FJPatrum,
Do you leave your vent on your Shoulder open?
If so it should just vent excess gas when you raise your shoulder to be the highest point on your body.
If it is all the way open, but will not vent, then I would suggest changing the valves or servicing them.
Leaving the valve open while diving will have no detriment to the suits watertight integrity as they are NRV's.
I use SP Jet fins and love the weight of them. I did try out my buddys "lighter fins" and had similar issues that disappeared when I put on ankle weights as an experiment.
Great call on the dive and good for you finding a solid and dependable buddy.
Safe diving.
Pete.
Thanks for the advice. If I open my vent all the way I start venting the moment I descend and it doesn't seem to stop. I may not have given it enough time to even out though and get equal. So far if I've tried that I feel uncomfortable squeeze below 20 feet. Conversely, closing all the way and I have a hard time managing the bubble properly.
I only 5 or 6 dives in a dry suit so I'm still working on it all.
My "heavy" fins are TUSA splits and the "floaty" fins are Mares Quattros. I had some jets but they were too small (bought them as part of a bulk used buy) so I sold them. For now I'll stick with the splits.
---------- Post added July 9th, 2013 at 07:58 PM ----------
fjpatrum;
weight belts suck. I don't know why people are still forced to train with these.
by the statement that you where wearing a weight belt ill assume you where diving a single tank with either a backplate and wing or traditional BCD. I would recommend adding weight pockets to you harness or checking into a weight integrated BCD.
as for you problems with the drysuit, try following this simple rule on descent fully close the vent on ascent full open the vent. if you are horizontal with a slight head up posture you will vent continually during you ascent and won't have a runway; even with this you may still need the rise the left arm and pull back to help vent excess gas on ascent if you start moving too fast.
also most folks that dive dry, dive a heavy fin like the hollis F1 or jet fins.
hope this is help full.
Sent from my iPad using Tapatalk HD
I agree, weight belts suck. However, I have no interest in "weight integrated BCs". I am working on a "pocket" to hang off the bottom of my plate for the 8 pounds I need on a belt for dry suit diving.
I've decided that if I hang the weights from the butt of my plate they'll be in essentially the same place I try to put them when wearing a weight belt. Unfortunately this means they'll be harder to ditch but I'm working on some ideas for that. One more DIY project on the burner.

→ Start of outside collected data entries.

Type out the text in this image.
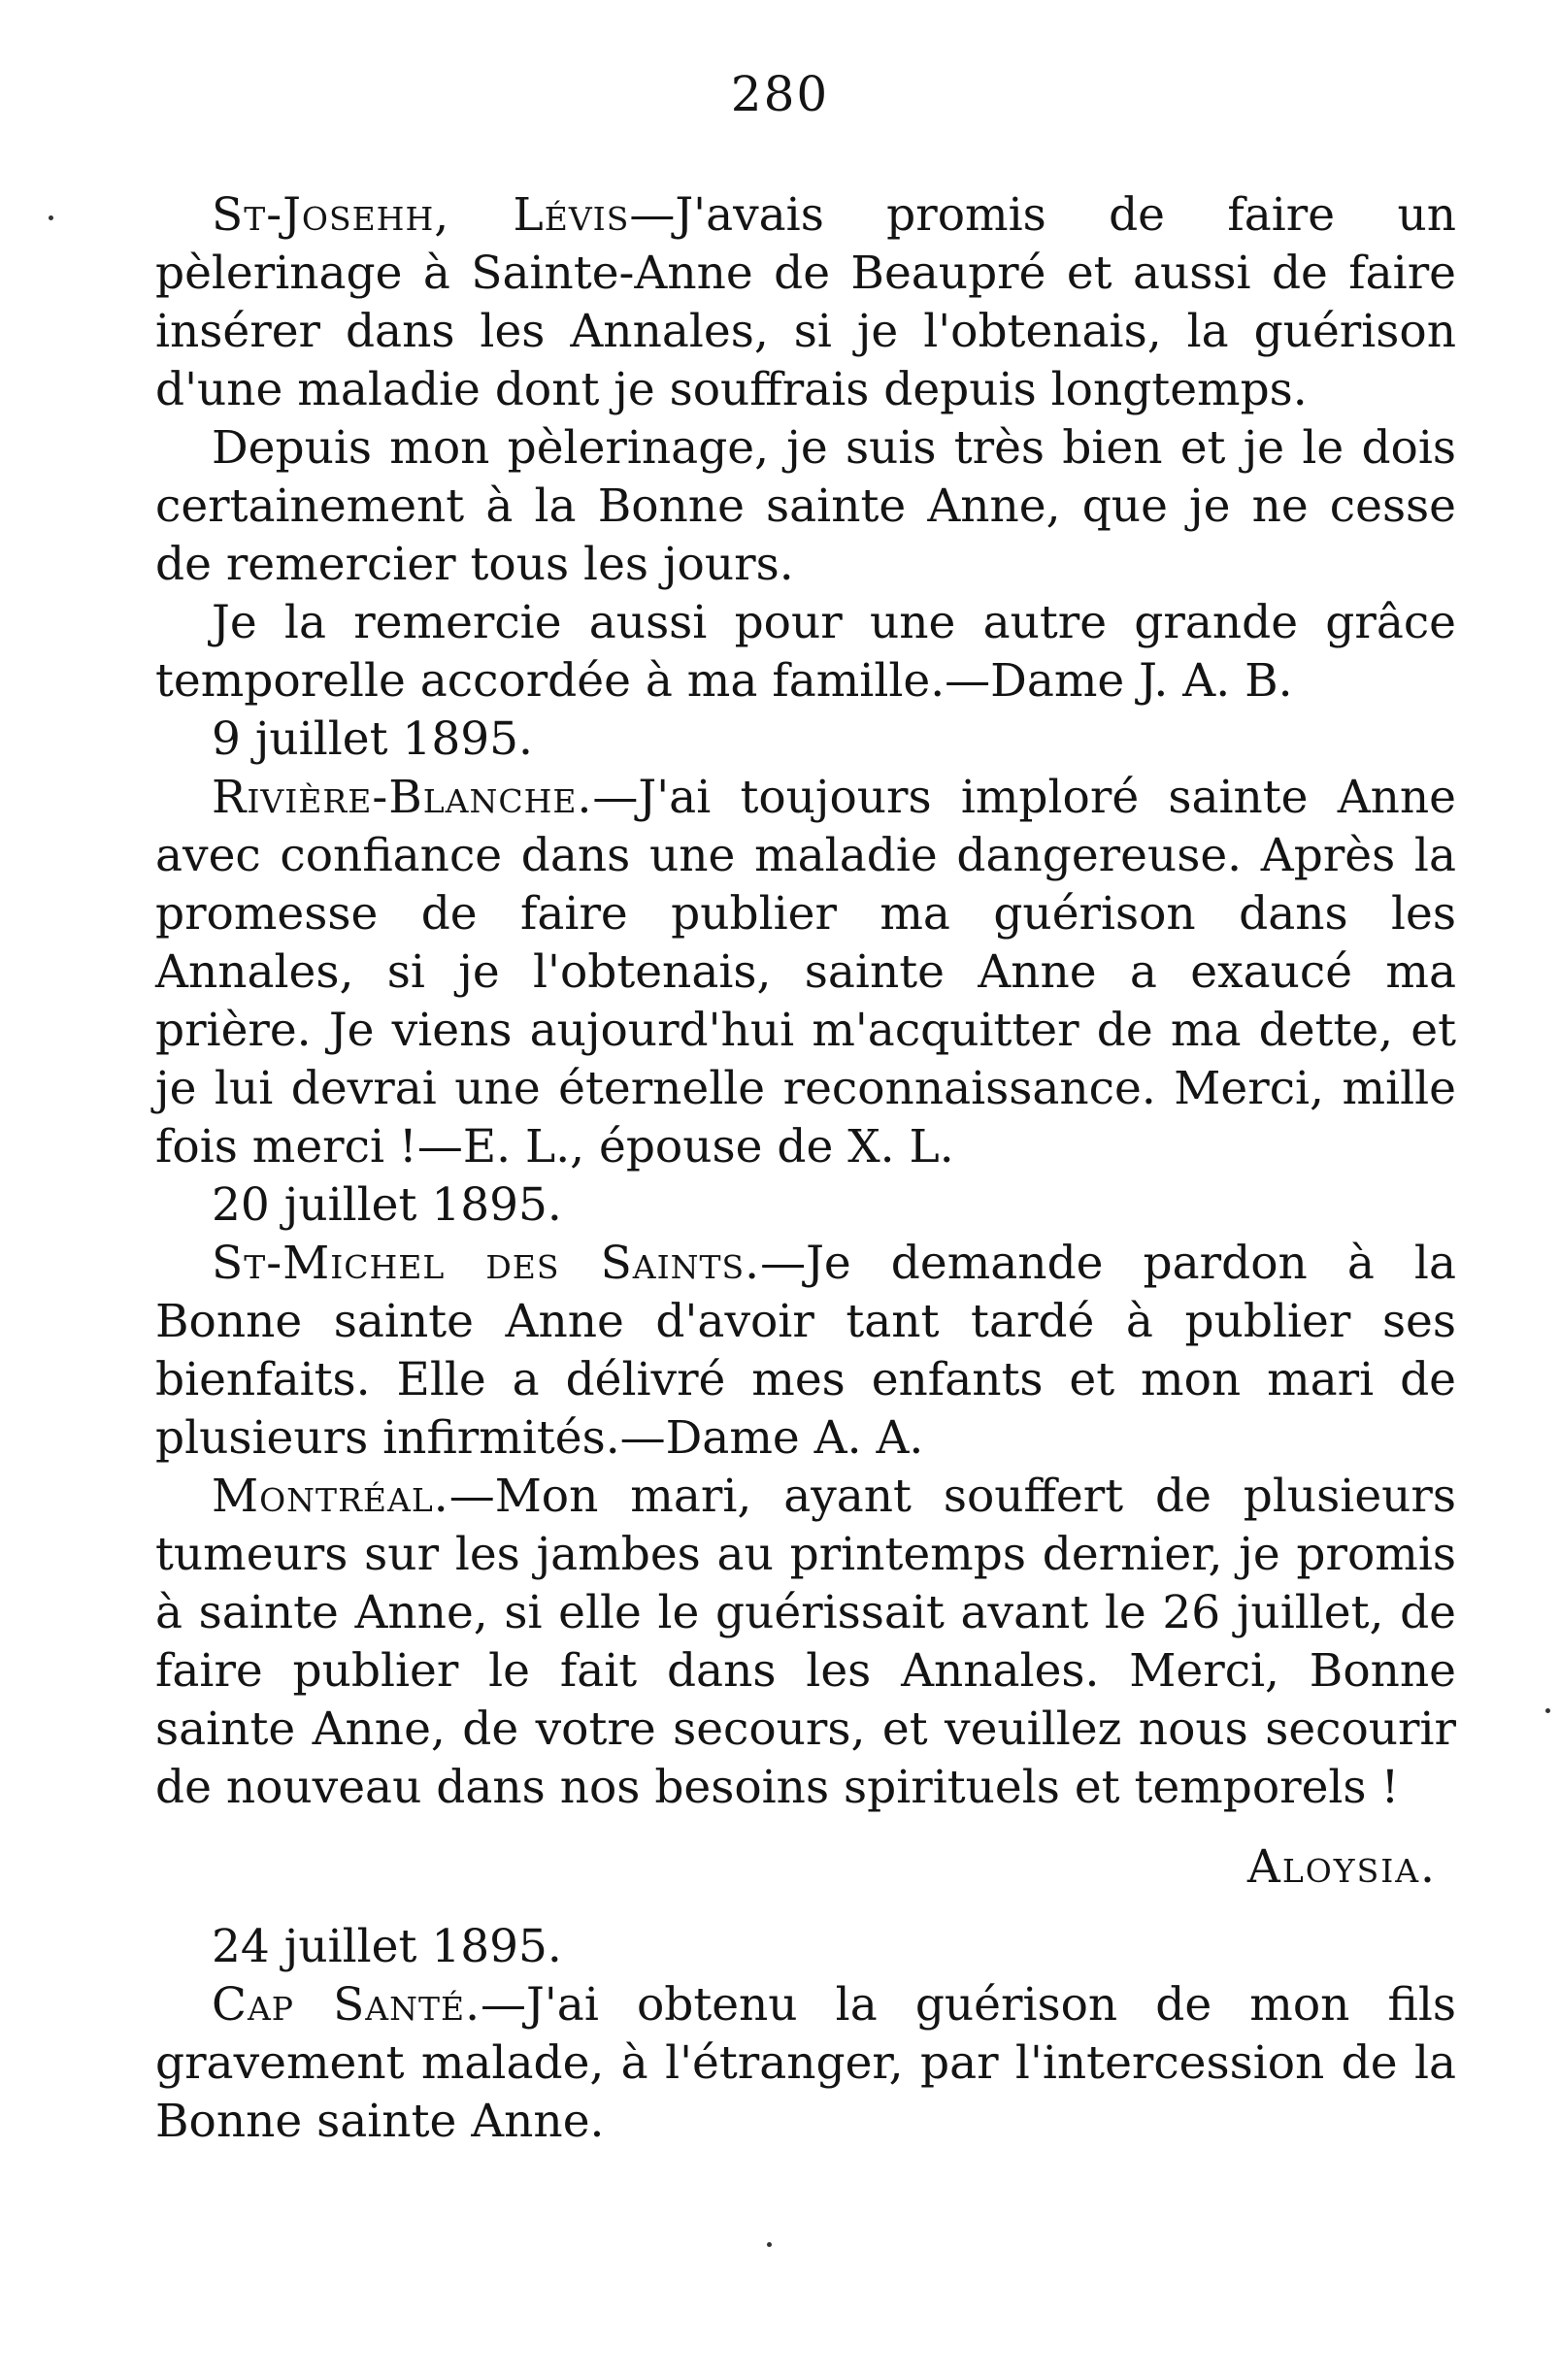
280

St-Josehh, Lévis—J'avais promis de faire un pèlerinage à Sainte-Anne de Beaupré et aussi de faire insérer dans les Annales, si je l'obtenais, la guérison d'une maladie dont je souffrais depuis longtemps.

Depuis mon pèlerinage, je suis très bien et je le dois certainement à la Bonne sainte Anne, que je ne cesse de remercier tous les jours.

Je la remercie aussi pour une autre grande grâce temporelle accordée à ma famille.—Dame J. A. B.

9 juillet 1895.

Rivière-Blanche.—J'ai toujours imploré sainte Anne avec confiance dans une maladie dangereuse. Après la promesse de faire publier ma guérison dans les Annales, si je l'obtenais, sainte Anne a exaucé ma prière. Je viens aujourd'hui m'acquitter de ma dette, et je lui devrai une éternelle reconnaissance. Merci, mille fois merci !—E. L., épouse de X. L.

20 juillet 1895.

St-Michel des Saints.—Je demande pardon à la Bonne sainte Anne d'avoir tant tardé à publier ses bienfaits. Elle a délivré mes enfants et mon mari de plusieurs infirmités.—Dame A. A.

Montréal.—Mon mari, ayant souffert de plusieurs tumeurs sur les jambes au printemps dernier, je promis à sainte Anne, si elle le guérissait avant le 26 juillet, de faire publier le fait dans les Annales. Merci, Bonne sainte Anne, de votre secours, et veuillez nous secourir de nouveau dans nos besoins spirituels et temporels !

Aloysia.

24 juillet 1895.

Cap Santé.—J'ai obtenu la guérison de mon fils gravement malade, à l'étranger, par l'intercession de la Bonne sainte Anne.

---------- Post added July 9th, 2013 at 07:58 PM ----------
If you try a good rubber belt, you probably won't have these issues. The other comment: Why carry a found weight belt? Just put it on.

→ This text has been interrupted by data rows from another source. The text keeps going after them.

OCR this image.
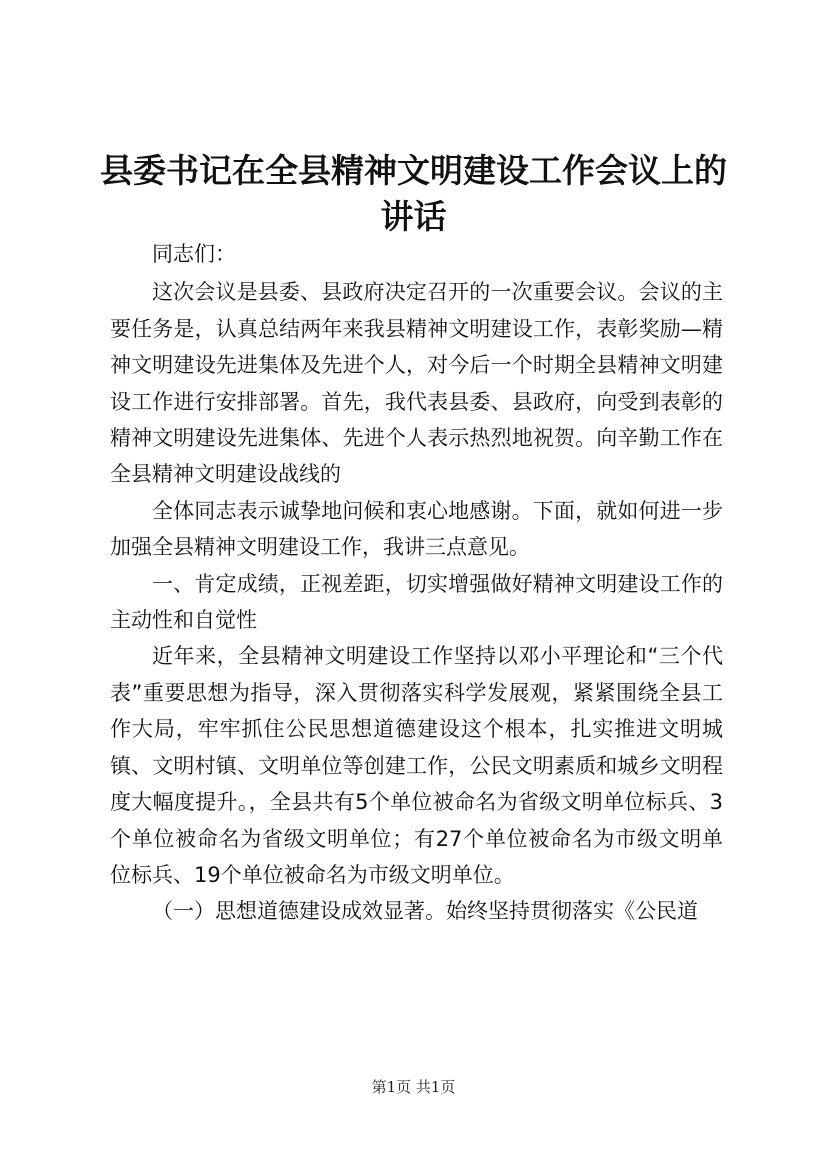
县委书记在全县精神文明建设工作会议上的讲话

同志们：

这次会议是县委、县政府决定召开的一次重要会议。会议的主要任务是，认真总结两年来我县精神文明建设工作，表彰奖励—精神文明建设先进集体及先进个人，对今后一个时期全县精神文明建设工作进行安排部署。首先，我代表县委、县政府，向受到表彰的精神文明建设先进集体、先进个人表示热烈地祝贺。向辛勤工作在全县精神文明建设战线的

全体同志表示诚挚地问候和衷心地感谢。下面，就如何进一步加强全县精神文明建设工作，我讲三点意见。

一、肯定成绩，正视差距，切实增强做好精神文明建设工作的主动性和自觉性

近年来，全县精神文明建设工作坚持以邓小平理论和“三个代表”重要思想为指导，深入贯彻落实科学发展观，紧紧围绕全县工作大局，牢牢抓住公民思想道德建设这个根本，扎实推进文明城镇、文明村镇、文明单位等创建工作，公民文明素质和城乡文明程度大幅度提升。，全县共有5个单位被命名为省级文明单位标兵、3个单位被命名为省级文明单位；有27个单位被命名为市级文明单位标兵、19个单位被命名为市级文明单位。

（一）思想道德建设成效显著。始终坚持贯彻落实《公民道

第1页 共1页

Now I hadn't thought about that... put it on... that would have reduced my rolling quite a bit, I think. Duh... next time.
---------- Post added July 9th, 2013 at 08:02 PM ----------
Just a thought... are you sure you are feet light, and not top heavy?

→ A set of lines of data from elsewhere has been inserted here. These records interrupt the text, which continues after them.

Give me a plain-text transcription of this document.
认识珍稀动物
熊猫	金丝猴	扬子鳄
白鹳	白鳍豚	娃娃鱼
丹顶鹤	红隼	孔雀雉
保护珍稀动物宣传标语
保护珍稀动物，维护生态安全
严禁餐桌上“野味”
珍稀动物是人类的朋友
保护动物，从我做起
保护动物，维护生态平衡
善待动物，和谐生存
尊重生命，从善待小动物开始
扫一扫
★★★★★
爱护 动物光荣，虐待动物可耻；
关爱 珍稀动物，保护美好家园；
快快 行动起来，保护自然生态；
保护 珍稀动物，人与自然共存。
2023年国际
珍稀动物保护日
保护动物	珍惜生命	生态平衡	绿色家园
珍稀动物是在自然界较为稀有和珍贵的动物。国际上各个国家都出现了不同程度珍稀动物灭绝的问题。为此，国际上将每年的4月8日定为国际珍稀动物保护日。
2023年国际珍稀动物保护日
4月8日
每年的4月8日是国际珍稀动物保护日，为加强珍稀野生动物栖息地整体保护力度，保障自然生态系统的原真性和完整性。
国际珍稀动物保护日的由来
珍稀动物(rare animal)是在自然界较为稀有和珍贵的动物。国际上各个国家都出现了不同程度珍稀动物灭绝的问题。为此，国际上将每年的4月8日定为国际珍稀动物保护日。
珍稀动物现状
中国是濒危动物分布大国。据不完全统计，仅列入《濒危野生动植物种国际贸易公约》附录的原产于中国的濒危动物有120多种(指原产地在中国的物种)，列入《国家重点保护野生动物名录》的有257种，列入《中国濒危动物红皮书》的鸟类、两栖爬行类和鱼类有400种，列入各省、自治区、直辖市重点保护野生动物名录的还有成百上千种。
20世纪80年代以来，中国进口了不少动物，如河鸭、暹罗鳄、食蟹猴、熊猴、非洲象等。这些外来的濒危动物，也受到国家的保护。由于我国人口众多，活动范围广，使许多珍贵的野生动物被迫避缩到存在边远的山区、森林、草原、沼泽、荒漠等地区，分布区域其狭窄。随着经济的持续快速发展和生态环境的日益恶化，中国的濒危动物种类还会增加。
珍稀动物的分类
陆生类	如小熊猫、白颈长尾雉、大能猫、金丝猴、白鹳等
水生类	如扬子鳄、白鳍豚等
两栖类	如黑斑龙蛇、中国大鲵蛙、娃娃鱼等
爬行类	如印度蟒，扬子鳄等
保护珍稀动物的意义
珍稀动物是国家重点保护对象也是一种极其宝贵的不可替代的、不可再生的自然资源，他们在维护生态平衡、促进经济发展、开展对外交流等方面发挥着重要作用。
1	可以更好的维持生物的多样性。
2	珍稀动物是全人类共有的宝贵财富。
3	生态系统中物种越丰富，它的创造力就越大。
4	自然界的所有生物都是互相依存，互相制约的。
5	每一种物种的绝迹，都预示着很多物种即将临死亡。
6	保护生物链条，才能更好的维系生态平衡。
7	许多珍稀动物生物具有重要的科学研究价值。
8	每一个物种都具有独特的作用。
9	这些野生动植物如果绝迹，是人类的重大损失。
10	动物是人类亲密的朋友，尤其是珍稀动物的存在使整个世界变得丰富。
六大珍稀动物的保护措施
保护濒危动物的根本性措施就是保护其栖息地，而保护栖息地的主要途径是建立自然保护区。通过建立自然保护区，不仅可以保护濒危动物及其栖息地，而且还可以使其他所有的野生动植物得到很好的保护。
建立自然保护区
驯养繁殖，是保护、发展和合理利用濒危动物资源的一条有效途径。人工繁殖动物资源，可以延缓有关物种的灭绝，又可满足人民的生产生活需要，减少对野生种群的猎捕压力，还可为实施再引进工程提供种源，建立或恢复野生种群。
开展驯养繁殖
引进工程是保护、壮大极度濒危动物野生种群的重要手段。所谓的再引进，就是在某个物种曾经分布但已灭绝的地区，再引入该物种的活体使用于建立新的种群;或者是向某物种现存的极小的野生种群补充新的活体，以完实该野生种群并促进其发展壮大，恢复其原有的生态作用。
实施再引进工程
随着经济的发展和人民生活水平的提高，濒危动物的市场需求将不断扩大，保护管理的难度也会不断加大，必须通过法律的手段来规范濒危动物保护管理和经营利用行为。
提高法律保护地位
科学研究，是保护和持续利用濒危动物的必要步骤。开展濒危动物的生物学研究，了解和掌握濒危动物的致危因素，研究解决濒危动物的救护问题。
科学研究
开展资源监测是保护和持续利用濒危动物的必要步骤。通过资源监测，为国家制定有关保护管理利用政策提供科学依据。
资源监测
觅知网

Or both... Light feet AND topheavy?
The combo of light fins, drysuit AND topheavy will easily give the effect that if you try to maintain horizontal trim, (and especially if frogkicking) you get air in you feet, which works together with being topheavy on turning you around.
Get your good fins on, experiment with putting 2-4 pounds on the lower camband on the tank. Good luck.
I keep 6 pounds on my cam bands (3 and 3) when diving dry. I put 8 on a belt. On the second dive I was hanging the extra weight belt from my wrist, which compounded my floaty feet to the point of fatigue.
With my normal fins I never feel floaty at all with the same weights, so my trim is pretty well sorted, generally speaking. Bad combination of events and "getting off the couch" after a couple months of not diving made for a less than ideal day. Lessons learned.
I have been thinking about getting a rubber weight belt so if I don't like my pocket solution, I'll fall back on that.
---------- Post added July 9th, 2013 at 08:04 PM ----------
May be that when one is required to use one in training, that more time is spent on proper use of the belt and on buoyancy to minimize the weight on said belt.
I think I agree with this. I trained with a weight belt (but it didn't actually have weights on it because I didn't need any in a pool) for my controlled dives and then had weight integrated for my OW dives. I prefer the weight belt, generally, but I have a real problem with keeping them in place with the weights where I want them. I think a rubber belt will alleviate that.